Based on our study of the agreement, we recommend the following to be considered by the Government before accepting the MCC grant, taking into consideration the national sovereignty and economic development of Sri Lanka:
Districts: according to the agreement, the land project will focus on seven districts. But these are not the only districts where poverty is worst, and where land reform will benefit most of the people. These selected districts ironically led to the perception that MCC was to build an economic corridor between Colombo and Trincomalee and facilitate a land grab by foreigners. We suggest that current Government, based on its priorities if necessary, select new districts that will have the highest impact to create economic growth and development.
Ministries: the land project would work with many ministries that cover land, although the very problem with land administration is fragmentation of responsibility.
President Gotabaya Rajapaksa has repeatedly indicated that the need for a “citizen centric digital government,” and the Information and Communication Technology Agency (ICTA) is well-positioned to lead efforts to make us a technology-based society, including programmes to digitize land records. That would reduce fraud and also reduce the time taken to complete land transactions. Pathfinder Foundation proposes that the MCC-funded land component is brought under the purview of ICTA.
The “Millennium Challenge Account” (MCA): The MCC implementation must be carried out by Sri Lankans and providing only observer status to officials of the donor agency. Of course, the Pathfinder Foundation found that almost all other previous USAID projects were mainly managed by U.S. contractors and were not overseen or managed by the Sri Lankan Government. In fact, USAID procurement guidelines are used for all tenders, payments are made directly to contractors and not to the government, and USAID approval of all major actions is required. In that sense, even the proposed implementation method under MCC is an improvement in localizing the management of the development assistance. But currently, it will be a “company limited by guarantee.” Why would we have a company to implement this grant? Pathfinder Foundation recommends that the government should decide what form the MCC implementation structure will take, whether it’s a trust, a non-profit, or under a government ministry.
Legal due diligence: Pathfinder would like to repeat that the Government must employee legal experts of the highest calibre to ensure that the MCC agreement, for that matter any agreement with foreign countries or institutions is well scrutinized to ensure that Sri Lanka’s national interests are not compromised. Any provisions that would harm the country’s independence, sovereignty, and national security must be excluded.
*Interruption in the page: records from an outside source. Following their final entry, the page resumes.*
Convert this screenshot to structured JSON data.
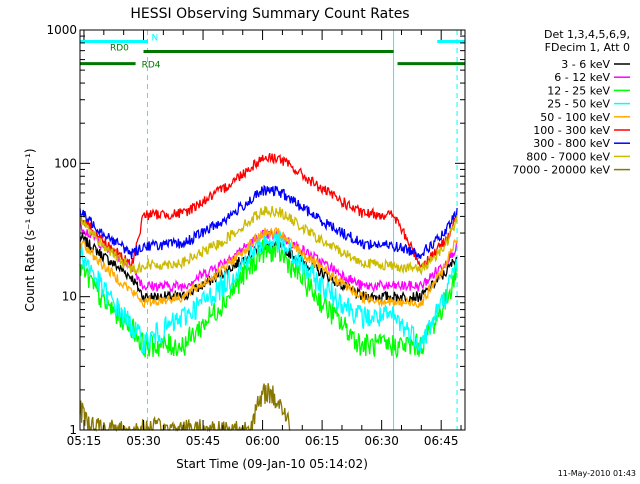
{
  "chart_data": {
    "type": "line",
    "title": "HESSI Observing Summary Count Rates",
    "xlabel": "Start Time (09-Jan-10 05:14:02)",
    "ylabel": "Count Rate (s⁻¹ detector⁻¹)",
    "ylim": [
      1,
      1000
    ],
    "yscale": "log",
    "y_ticks": [
      1,
      10,
      100,
      1000
    ],
    "y_tick_labels": [
      "1",
      "10",
      "100",
      "1000"
    ],
    "xlim": [
      "05:14",
      "06:51"
    ],
    "x_ticks": [
      "05:15",
      "05:30",
      "05:45",
      "06:00",
      "06:15",
      "06:30",
      "06:45"
    ],
    "x_tick_labels": [
      "05:15",
      "05:30",
      "05:45",
      "06:00",
      "06:15",
      "06:30",
      "06:45"
    ],
    "grid": false,
    "legend_position": "right",
    "legend_header": [
      "Det 1,3,4,5,6,9,",
      "FDecim 1, Att 0"
    ],
    "footer_timestamp": "11-May-2010 01:43",
    "series": [
      {
        "name": "3 - 6 keV",
        "color": "#000000",
        "x": [
          "05:14",
          "05:20",
          "05:27",
          "05:30",
          "05:40",
          "05:50",
          "06:00",
          "06:04",
          "06:15",
          "06:25",
          "06:33",
          "06:40",
          "06:46",
          "06:49"
        ],
        "y": [
          28,
          20,
          14,
          10,
          10,
          15,
          24,
          24,
          15,
          10,
          10,
          10,
          15,
          20
        ]
      },
      {
        "name": "6 - 12 keV",
        "color": "#ff00ff",
        "x": [
          "05:14",
          "05:20",
          "05:27",
          "05:30",
          "05:40",
          "05:50",
          "06:00",
          "06:04",
          "06:15",
          "06:25",
          "06:33",
          "06:40",
          "06:46",
          "06:49"
        ],
        "y": [
          34,
          24,
          17,
          12,
          12,
          18,
          29,
          29,
          18,
          12,
          12,
          12,
          18,
          24
        ]
      },
      {
        "name": "12 - 25 keV",
        "color": "#00ff00",
        "x": [
          "05:14",
          "05:20",
          "05:27",
          "05:30",
          "05:40",
          "05:50",
          "06:00",
          "06:04",
          "06:15",
          "06:25",
          "06:33",
          "06:40",
          "06:46",
          "06:49"
        ],
        "y": [
          17,
          9,
          6,
          4.3,
          4.3,
          9,
          22,
          22,
          9,
          4.3,
          4.3,
          4.3,
          9,
          16
        ]
      },
      {
        "name": "25 - 50 keV",
        "color": "#00ffff",
        "x": [
          "05:14",
          "05:20",
          "05:27",
          "05:30",
          "05:40",
          "05:50",
          "06:00",
          "06:04",
          "06:15",
          "06:25",
          "06:33",
          "06:40",
          "06:46",
          "06:49"
        ],
        "y": [
          22,
          11,
          6,
          4.5,
          7,
          12,
          26,
          26,
          12,
          7,
          7,
          4.5,
          10,
          18
        ]
      },
      {
        "name": "50 - 100 keV",
        "color": "#ffaa00",
        "x": [
          "05:14",
          "05:20",
          "05:27",
          "05:30",
          "05:40",
          "05:50",
          "06:00",
          "06:04",
          "06:15",
          "06:25",
          "06:33",
          "06:40",
          "06:46",
          "06:49"
        ],
        "y": [
          26,
          17,
          11,
          9,
          10,
          16,
          30,
          30,
          16,
          10,
          9,
          9,
          17,
          27
        ]
      },
      {
        "name": "100 - 300 keV",
        "color": "#ff0000",
        "x": [
          "05:14",
          "05:20",
          "05:27",
          "05:30",
          "05:40",
          "05:50",
          "06:00",
          "06:04",
          "06:15",
          "06:25",
          "06:33",
          "06:40",
          "06:46",
          "06:49"
        ],
        "y": [
          40,
          26,
          17,
          41,
          42,
          64,
          110,
          110,
          64,
          42,
          41,
          17,
          26,
          40
        ]
      },
      {
        "name": "300 - 800 keV",
        "color": "#0000ff",
        "x": [
          "05:14",
          "05:20",
          "05:27",
          "05:30",
          "05:40",
          "05:50",
          "06:00",
          "06:04",
          "06:15",
          "06:25",
          "06:33",
          "06:40",
          "06:46",
          "06:49"
        ],
        "y": [
          43,
          30,
          21,
          24,
          25,
          37,
          62,
          62,
          37,
          25,
          24,
          21,
          30,
          43
        ]
      },
      {
        "name": "800 - 7000 keV",
        "color": "#ccbb00",
        "x": [
          "05:14",
          "05:20",
          "05:27",
          "05:30",
          "05:40",
          "05:50",
          "06:00",
          "06:04",
          "06:15",
          "06:25",
          "06:33",
          "06:40",
          "06:46",
          "06:49"
        ],
        "y": [
          38,
          24,
          16,
          17,
          18,
          26,
          44,
          44,
          26,
          18,
          17,
          16,
          24,
          38
        ]
      },
      {
        "name": "7000 - 20000 keV",
        "color": "#887700",
        "x": [
          "05:14",
          "05:18",
          "05:56",
          "06:01",
          "06:05",
          "06:07"
        ],
        "y": [
          1.4,
          1,
          1,
          2,
          1.5,
          1
        ]
      }
    ],
    "annotations": {
      "flags": [
        {
          "label": "N",
          "color": "#00ffff",
          "segments": [
            [
              "05:14",
              "05:31"
            ],
            [
              "06:44",
              "06:51"
            ]
          ],
          "level": 820
        },
        {
          "label": "RD0",
          "color": "#007700",
          "segments": [
            [
              "05:30",
              "06:33"
            ]
          ],
          "level": 690
        },
        {
          "label": "RD4",
          "color": "#007700",
          "segments": [
            [
              "05:14",
              "05:28"
            ],
            [
              "06:34",
              "06:51"
            ]
          ],
          "level": 560
        }
      ],
      "vertical_lines": [
        {
          "x": "05:14",
          "color": "#00ffff",
          "style": "solid"
        },
        {
          "x": "05:31",
          "color": "#00ffff",
          "style": "dashed"
        },
        {
          "x": "06:33",
          "color": "#00ffff",
          "style": "solid"
        },
        {
          "x": "06:49",
          "color": "#00ffff",
          "style": "dashed"
        }
      ]
    }
  }
}
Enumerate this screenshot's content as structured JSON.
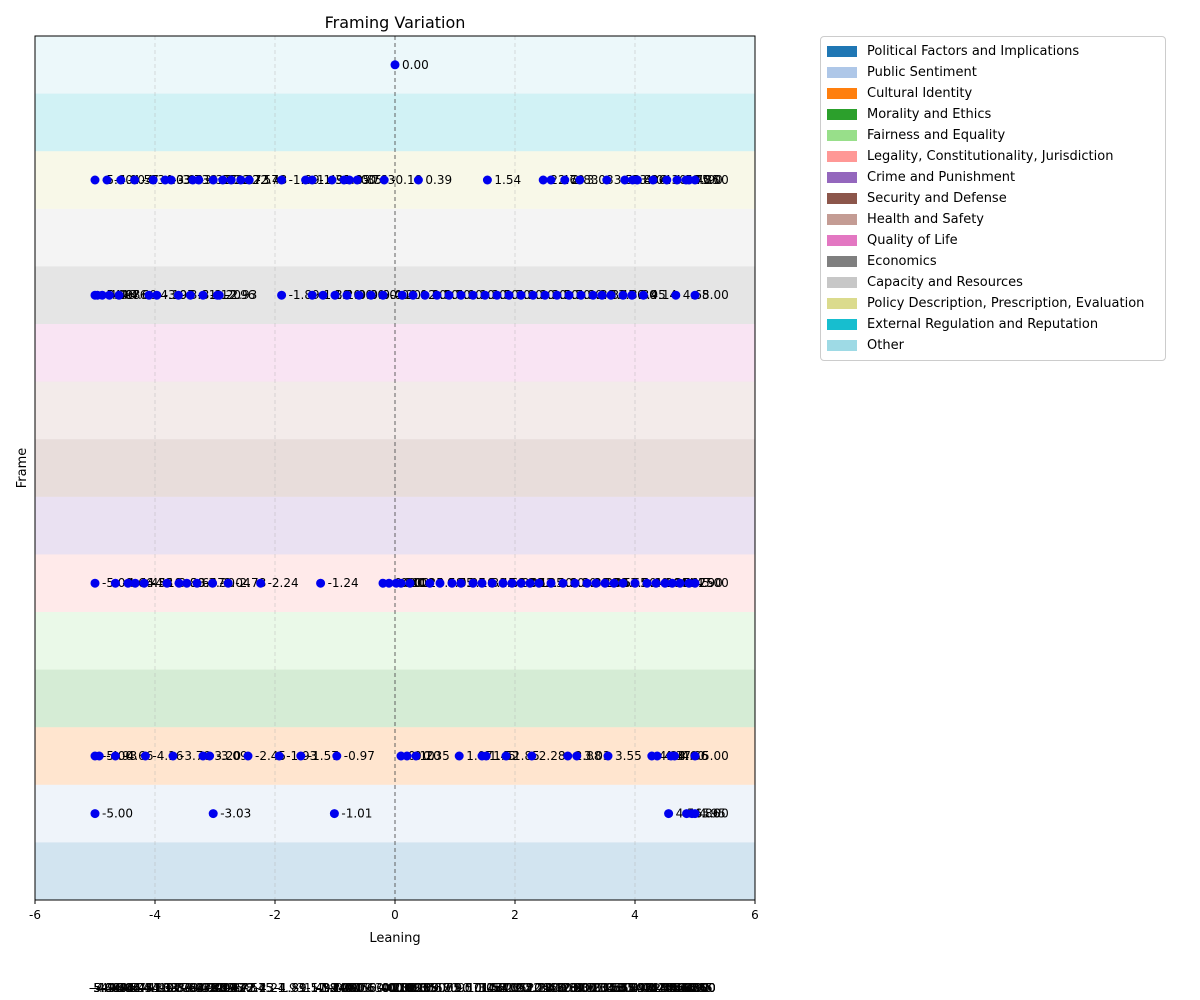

With regard to acceptance or rejection of any offer of grants, we should not throw out the baby but only the dirty bathwater. Let us hope that the Government will explore the possibility of negotiating the Compact to produce a favourable outcome and give a strong signal to the world that Sri Lanka, under the new administration, is in business.
We Sri Lankans, including the political leadership, should come to terms with the fact that we cannot afford antagonistic relations with any major power, whether it is America, China, Europe or even India. On the other hand, we must manage our relationships with major powers with conflicting interest following the advice of late Chairman Mao on correct handling of contradictions to the advantage of Sri Lanka.
(This is the submission made by the writer Luxman Siriwardena, Executive Director of the Pathfinder Foundation, to the Cabinet appointed Committee chaired by Prof. Lalithasiri Gunaruwan and comprising Nalaka Jayaweera, Dr. D S Jayaweera and Nihal Jayawardhana on 4th March 2020 at the Prime Minister’s Office, Colombo 7.)